Shed Seven’s 2026 line-up: Paul Banks (guitar, keyboards), left, Rob Maxfield (drums), Rick Witter (lead vocals), Tom Gladwin (bass) and Tim Wills (guitars and keyboards)

They could have been dispirited but the Sheds responded by writing Lies, Getting Better and what would become the album-closer, the six-minute Parallel Lines, the Champagne Supernova of A Maximum High.

“I’d written the lyric ‘I’m feeling bright, I feel all new’ and we’d go round town shouting that line,” says Rick. “That set the tone, going into the studio.”

This time, too, they would be working with an established producer, Chris Sheldon, at RAK Studios. “He’d produced Therapy,” says Rick. “They were Mickie Most’s studios, with accommodation rooms for us and big sunken baths that you could imagine Status Quo having been in there!

“We got on a roll with it, and what potentially could have been a ‘difficult second album’ actually became quite easy. We then wrote Chasing Rainbows while we were on tour for the album and thought it was too good to hold back for the next album in two years’ time – and that song is now very much associated with that year.”

For all their achievements in that annus mirabilis, the Sheds did not garner the headlines of the likes of Blur, Oasis and Pulp. “I’ve never really been one to not be myself, and to get magazine covers you had to do something like slap someone around the face, and I’m just not that kind of guy,” says Rick.

Shed Seven’s poster for Saturday’s one-off concert, A Maximum High 30th Anniversary Show, at The Piece Hall, Halifax

“That hindered us in some respects, but that [behaviour] does not compute with me because music is for everybody. There were some nice things said about us by the music press, but also some terrible things, about my haircut, my choice of trousers I was wearing, but if we kept selling records, we were happy just trundling along!

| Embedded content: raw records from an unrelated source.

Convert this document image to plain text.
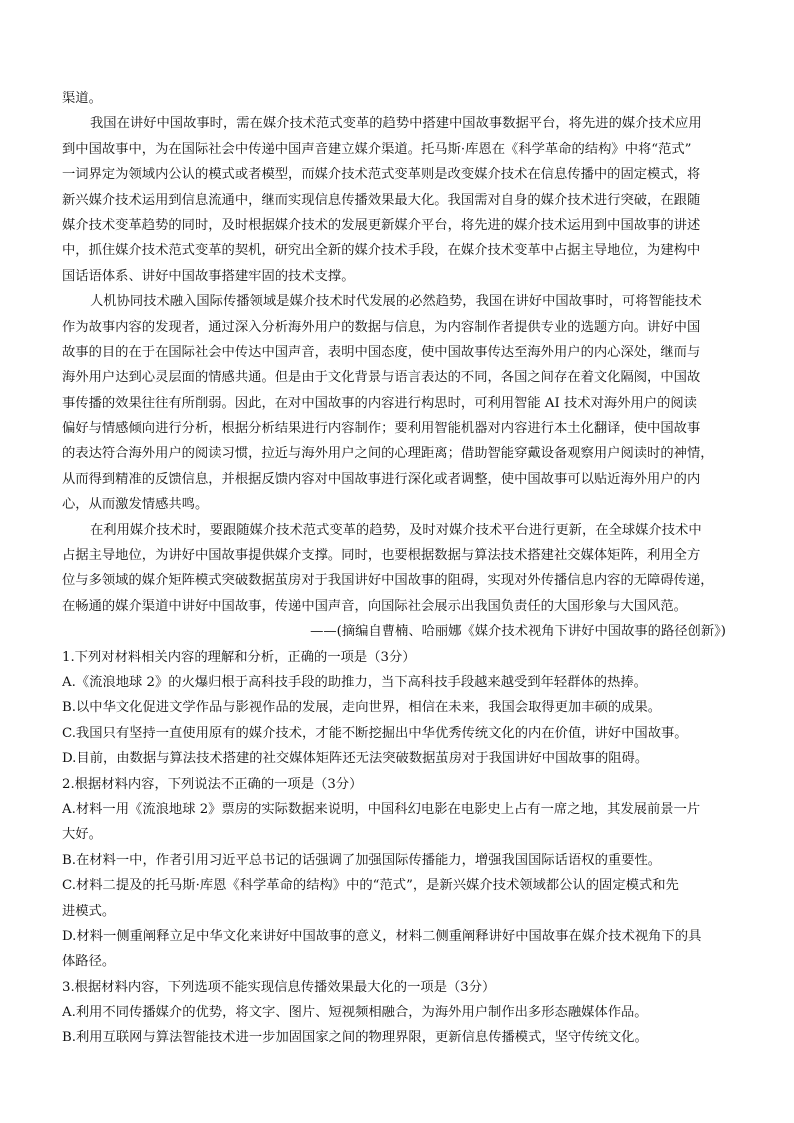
渠道。
我国在讲好中国故事时，需在媒介技术范式变革的趋势中搭建中国故事数据平台，将先进的媒介技术应用
到中国故事中，为在国际社会中传递中国声音建立媒介渠道。托马斯·库恩在《科学革命的结构》中将“范式”
一词界定为领域内公认的模式或者模型，而媒介技术范式变革则是改变媒介技术在信息传播中的固定模式，将
新兴媒介技术运用到信息流通中，继而实现信息传播效果最大化。我国需对自身的媒介技术进行突破，在跟随
媒介技术变革趋势的同时，及时根据媒介技术的发展更新媒介平台，将先进的媒介技术运用到中国故事的讲述
中，抓住媒介技术范式变革的契机，研究出全新的媒介技术手段，在媒介技术变革中占据主导地位，为建构中
国话语体系、讲好中国故事搭建牢固的技术支撑。
人机协同技术融入国际传播领域是媒介技术时代发展的必然趋势，我国在讲好中国故事时，可将智能技术
作为故事内容的发现者，通过深入分析海外用户的数据与信息，为内容制作者提供专业的选题方向。讲好中国
故事的目的在于在国际社会中传达中国声音，表明中国态度，使中国故事传达至海外用户的内心深处，继而与
海外用户达到心灵层面的情感共通。但是由于文化背景与语言表达的不同，各国之间存在着文化隔阂，中国故
事传播的效果往往有所削弱。因此，在对中国故事的内容进行构思时，可利用智能 AI 技术对海外用户的阅读
偏好与情感倾向进行分析，根据分析结果进行内容制作；要利用智能机器对内容进行本土化翻译，使中国故事
的表达符合海外用户的阅读习惯，拉近与海外用户之间的心理距离；借助智能穿戴设备观察用户阅读时的神情，
从而得到精准的反馈信息，并根据反馈内容对中国故事进行深化或者调整，使中国故事可以贴近海外用户的内
心，从而激发情感共鸣。
在利用媒介技术时，要跟随媒介技术范式变革的趋势，及时对媒介技术平台进行更新，在全球媒介技术中
占据主导地位，为讲好中国故事提供媒介支撑。同时，也要根据数据与算法技术搭建社交媒体矩阵，利用全方
位与多领域的媒介矩阵模式突破数据茧房对于我国讲好中国故事的阻碍，实现对外传播信息内容的无障碍传递，
在畅通的媒介渠道中讲好中国故事，传递中国声音，向国际社会展示出我国负责任的大国形象与大国风范。
——(摘编自曹楠、哈丽娜《媒介技术视角下讲好中国故事的路径创新》)
1.下列对材料相关内容的理解和分析，正确的一项是（3分）
A.《流浪地球 2》的火爆归根于高科技手段的助推力，当下高科技手段越来越受到年轻群体的热捧。
B.以中华文化促进文学作品与影视作品的发展，走向世界，相信在未来，我国会取得更加丰硕的成果。
C.我国只有坚持一直使用原有的媒介技术，才能不断挖掘出中华优秀传统文化的内在价值，讲好中国故事。
D.目前，由数据与算法技术搭建的社交媒体矩阵还无法突破数据茧房对于我国讲好中国故事的阻碍。
2.根据材料内容，下列说法不正确的一项是（3分）
A.材料一用《流浪地球 2》票房的实际数据来说明，中国科幻电影在电影史上占有一席之地，其发展前景一片
大好。
B.在材料一中，作者引用习近平总书记的话强调了加强国际传播能力，增强我国国际话语权的重要性。
C.材料二提及的托马斯·库恩《科学革命的结构》中的“范式”，是新兴媒介技术领域都公认的固定模式和先
进模式。
D.材料一侧重阐释立足中华文化来讲好中国故事的意义，材料二侧重阐释讲好中国故事在媒介技术视角下的具
体路径。
3.根据材料内容，下列选项不能实现信息传播效果最大化的一项是（3分）
A.利用不同传播媒介的优势，将文字、图片、短视频相融合，为海外用户制作出多形态融媒体作品。
B.利用互联网与算法智能技术进一步加固国家之间的物理界限，更新信息传播模式，坚守传统文化。
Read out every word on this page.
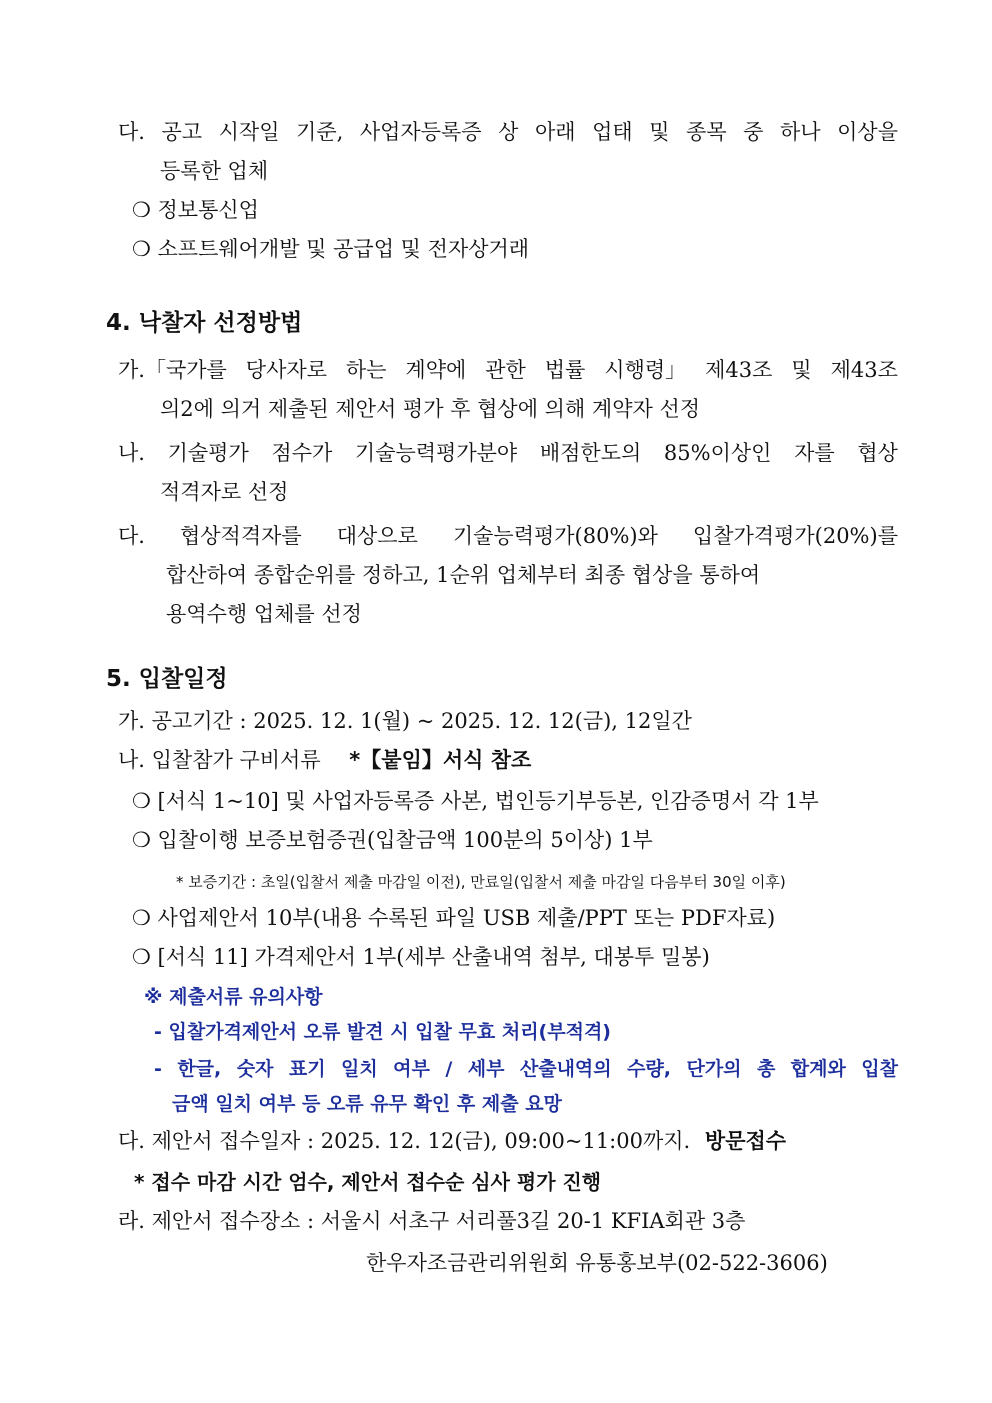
다. 공고 시작일 기준, 사업자등록증 상 아래 업태 및 종목 중 하나 이상을
등록한 업체
❍ 정보통신업
❍ 소프트웨어개발 및 공급업 및 전자상거래
4. 낙찰자 선정방법
가.「국가를 당사자로 하는 계약에 관한 법률 시행령」 제43조 및 제43조
의2에 의거 제출된 제안서 평가 후 협상에 의해 계약자 선정
나. 기술평가 점수가 기술능력평가분야 배점한도의 85%이상인 자를 협상
적격자로 선정
다. 협상적격자를 대상으로 기술능력평가(80%)와 입찰가격평가(20%)를
합산하여 종합순위를 정하고, 1순위 업체부터 최종 협상을 통하여
용역수행 업체를 선정
5. 입찰일정
가. 공고기간 : 2025. 12. 1(월) ~ 2025. 12. 12(금), 12일간
나. 입찰참가 구비서류 *【붙임】서식 참조
❍ [서식 1~10] 및 사업자등록증 사본, 법인등기부등본, 인감증명서 각 1부
❍ 입찰이행 보증보험증권(입찰금액 100분의 5이상) 1부
* 보증기간 : 초일(입찰서 제출 마감일 이전), 만료일(입찰서 제출 마감일 다음부터 30일 이후)
❍ 사업제안서 10부(내용 수록된 파일 USB 제출/PPT 또는 PDF자료)
❍ [서식 11] 가격제안서 1부(세부 산출내역 첨부, 대봉투 밀봉)
※ 제출서류 유의사항
- 입찰가격제안서 오류 발견 시 입찰 무효 처리(부적격)
- 한글, 숫자 표기 일치 여부 / 세부 산출내역의 수량, 단가의 총 합계와 입찰
금액 일치 여부 등 오류 유무 확인 후 제출 요망
다. 제안서 접수일자 : 2025. 12. 12(금), 09:00~11:00까지. 방문접수
* 접수 마감 시간 엄수, 제안서 접수순 심사 평가 진행
라. 제안서 접수장소 : 서울시 서초구 서리풀3길 20-1 KFIA회관 3층
한우자조금관리위원회 유통홍보부(02-522-3606)
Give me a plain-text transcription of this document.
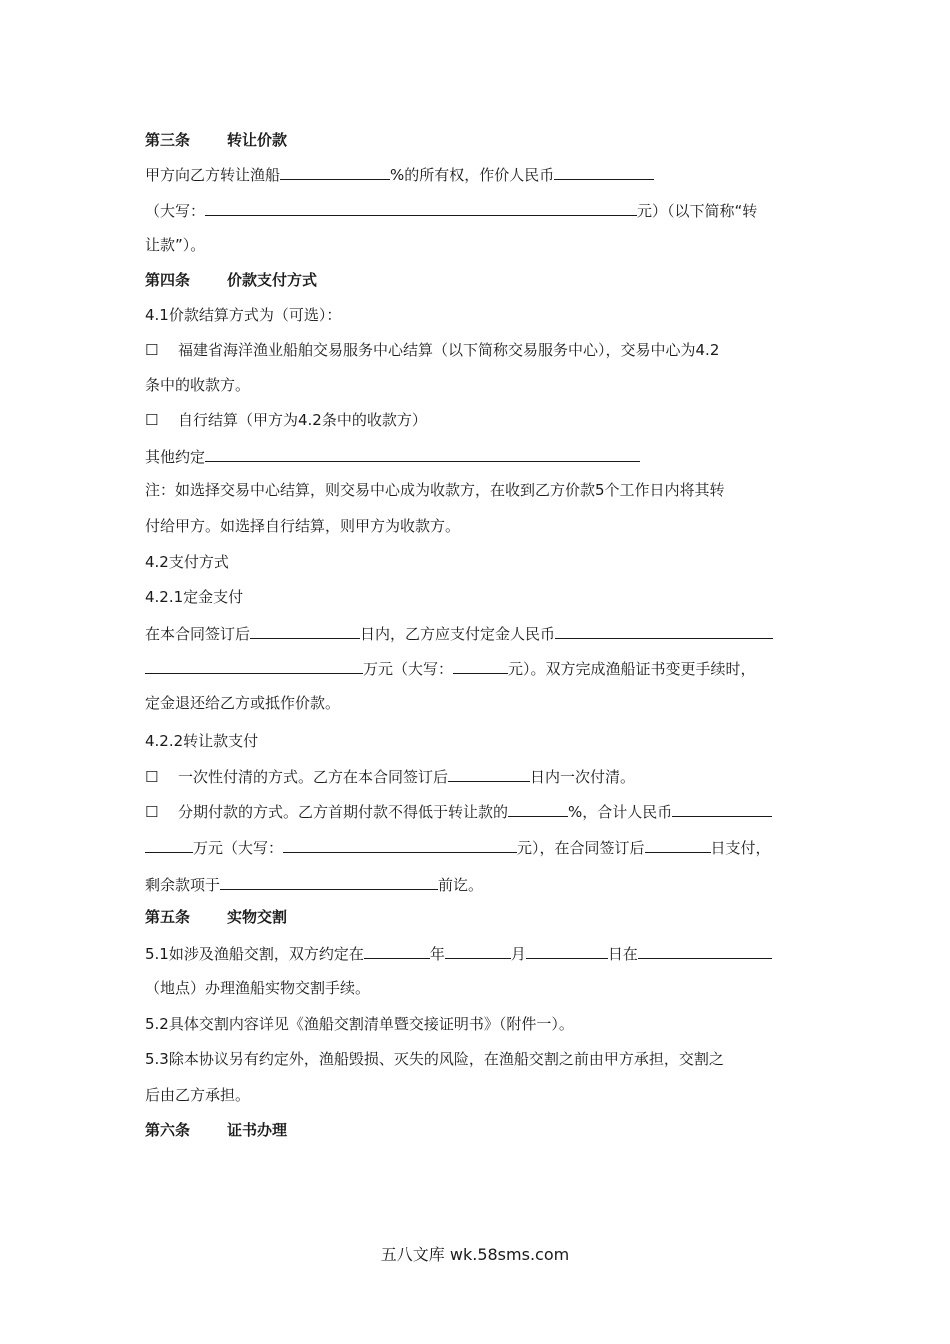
第三条 转让价款
甲方向乙方转让渔船	%的所有权，作价人民币
（大写：	元）（以下简称“转
让款”）。
第四条 价款支付方式
4.1价款结算方式为（可选）：
☐ 福建省海洋渔业船舶交易服务中心结算（以下简称交易服务中心），交易中心为4.2
条中的收款方。
☐ 自行结算（甲方为4.2条中的收款方）
其他约定
注：如选择交易中心结算，则交易中心成为收款方，在收到乙方价款5个工作日内将其转
付给甲方。如选择自行结算，则甲方为收款方。
4.2支付方式
4.2.1定金支付
在本合同签订后	日内，乙方应支付定金人民币
万元（大写：	元）。双方完成渔船证书变更手续时，
定金退还给乙方或抵作价款。
4.2.2转让款支付
☐ 一次性付清的方式。乙方在本合同签订后	日内一次付清。
☐ 分期付款的方式。乙方首期付款不得低于转让款的	%，合计人民币
万元（大写：	元），在合同签订后	日支付，
剩余款项于	前讫。
第五条 实物交割
5.1如涉及渔船交割，双方约定在	年	月	日在
（地点）办理渔船实物交割手续。
5.2具体交割内容详见《渔船交割清单暨交接证明书》（附件一）。
5.3除本协议另有约定外，渔船毁损、灭失的风险，在渔船交割之前由甲方承担，交割之
后由乙方承担。
第六条 证书办理
五八文库 wk.58sms.com
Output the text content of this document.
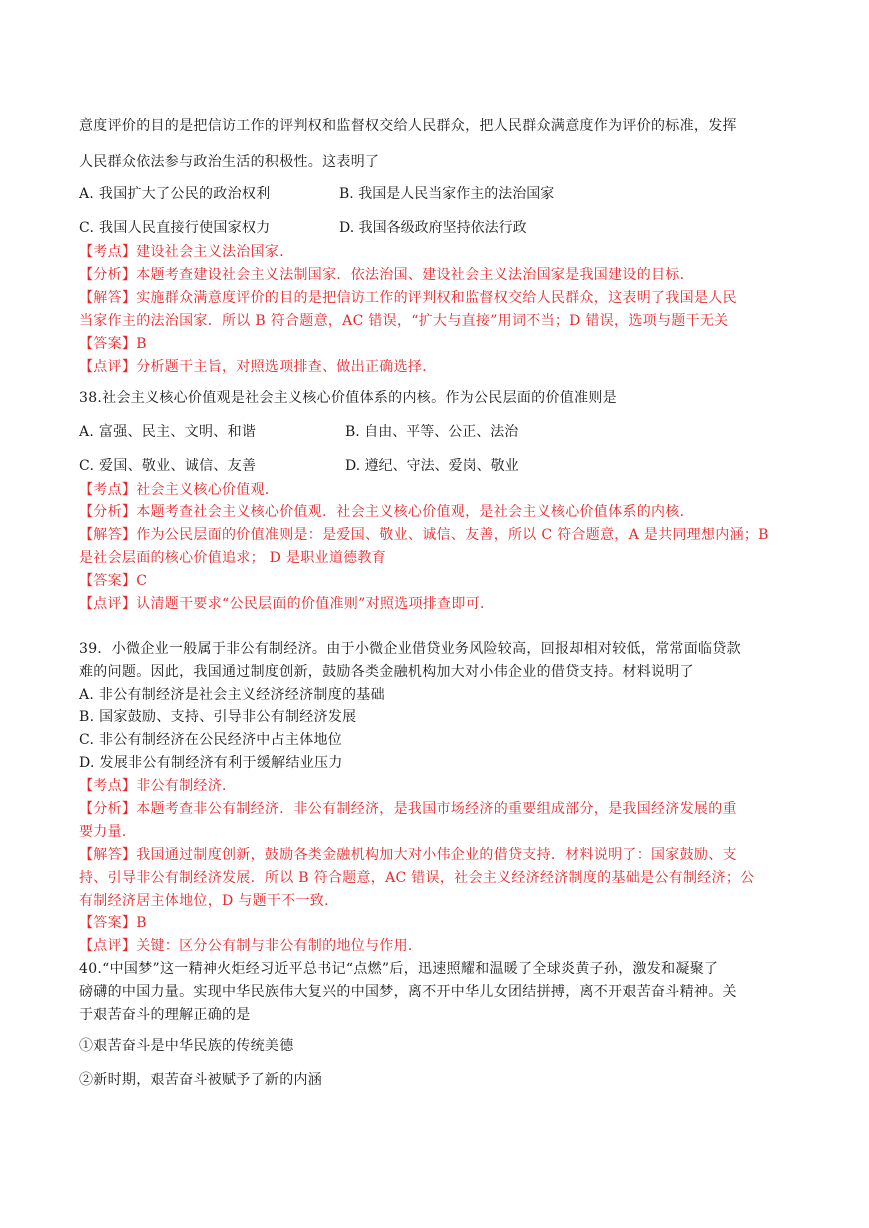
意度评价的目的是把信访工作的评判权和监督权交给人民群众，把人民群众满意度作为评价的标准，发挥
人民群众依法参与政治生活的积极性。这表明了
A. 我国扩大了公民的政治权利	B. 我国是人民当家作主的法治国家
C. 我国人民直接行使国家权力	D. 我国各级政府坚持依法行政
【考点】建设社会主义法治国家．
【分析】本题考查建设社会主义法制国家．依法治国、建设社会主义法治国家是我国建设的目标．
【解答】实施群众满意度评价的目的是把信访工作的评判权和监督权交给人民群众，这表明了我国是人民
当家作主的法治国家．所以 B 符合题意，AC 错误，“扩大与直接”用词不当；D 错误，选项与题干无关
【答案】B
【点评】分析题干主旨，对照选项排查、做出正确选择．
38.社会主义核心价值观是社会主义核心价值体系的内核。作为公民层面的价值准则是
A. 富强、民主、文明、和谐	B. 自由、平等、公正、法治
C. 爱国、敬业、诚信、友善	D. 遵纪、守法、爱岗、敬业
【考点】社会主义核心价值观．
【分析】本题考查社会主义核心价值观．社会主义核心价值观，是社会主义核心价值体系的内核．
【解答】作为公民层面的价值准则是：是爱国、敬业、诚信、友善，所以 C 符合题意，A 是共同理想内涵；B
是社会层面的核心价值追求； D 是职业道德教育
【答案】C
【点评】认清题干要求“公民层面的价值准则”对照选项排查即可．
39．小微企业一般属于非公有制经济。由于小微企业借贷业务风险较高，回报却相对较低，常常面临贷款
难的问题。因此，我国通过制度创新，鼓励各类金融机构加大对小伟企业的借贷支持。材料说明了
A. 非公有制经济是社会主义经济经济制度的基础
B. 国家鼓励、支持、引导非公有制经济发展
C. 非公有制经济在公民经济中占主体地位
D. 发展非公有制经济有利于缓解结业压力
【考点】非公有制经济．
【分析】本题考查非公有制经济．非公有制经济，是我国市场经济的重要组成部分，是我国经济发展的重
要力量．
【解答】我国通过制度创新，鼓励各类金融机构加大对小伟企业的借贷支持．材料说明了：国家鼓励、支
持、引导非公有制经济发展．所以 B 符合题意，AC 错误，社会主义经济经济制度的基础是公有制经济；公
有制经济居主体地位，D 与题干不一致．
【答案】B
【点评】关键：区分公有制与非公有制的地位与作用．
40.“中国梦”这一精神火炬经习近平总书记“点燃”后，迅速照耀和温暖了全球炎黄子孙，激发和凝聚了
磅礴的中国力量。实现中华民族伟大复兴的中国梦，离不开中华儿女团结拼搏，离不开艰苦奋斗精神。关
于艰苦奋斗的理解正确的是
①艰苦奋斗是中华民族的传统美德
②新时期，艰苦奋斗被赋予了新的内涵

“It was the same story with wanting to stay in York, where we knew everyone and we could stay grounded, whereas if we’d moved to London, I’m convinced we would have been finished by 1999. Going home from London, it was two hours on the train, then you’d be seeing your friends, they’d ask you questions and then they’d tell you about fixing radiators.”

Further hit singles would follow – 15 in total – but A Maximum High would live up to its title  until the Sheds’ renaissance was crowned with two number one albums in 2024. “I think we’re now in our second peak,” says Rick, as they look ahead to the biggest ever Shedcember 20 tour in November and December and continue to work on their next album. Already in the can is the video for the first single, filmed in Wakefield, but details will be kept under wraps until early July.

“The surprises” promised for The Piece Hall must remain a secret too until next Saturday’s set.  

Shed Seven, A Maximum High 30th Anniversary Show, TK Maxx Presents Live At The Piece Hall, Halifax, June 6, supported by special guests Seb Lowe and The Guest List. SOLD OUT. Doors open at 6.30pm.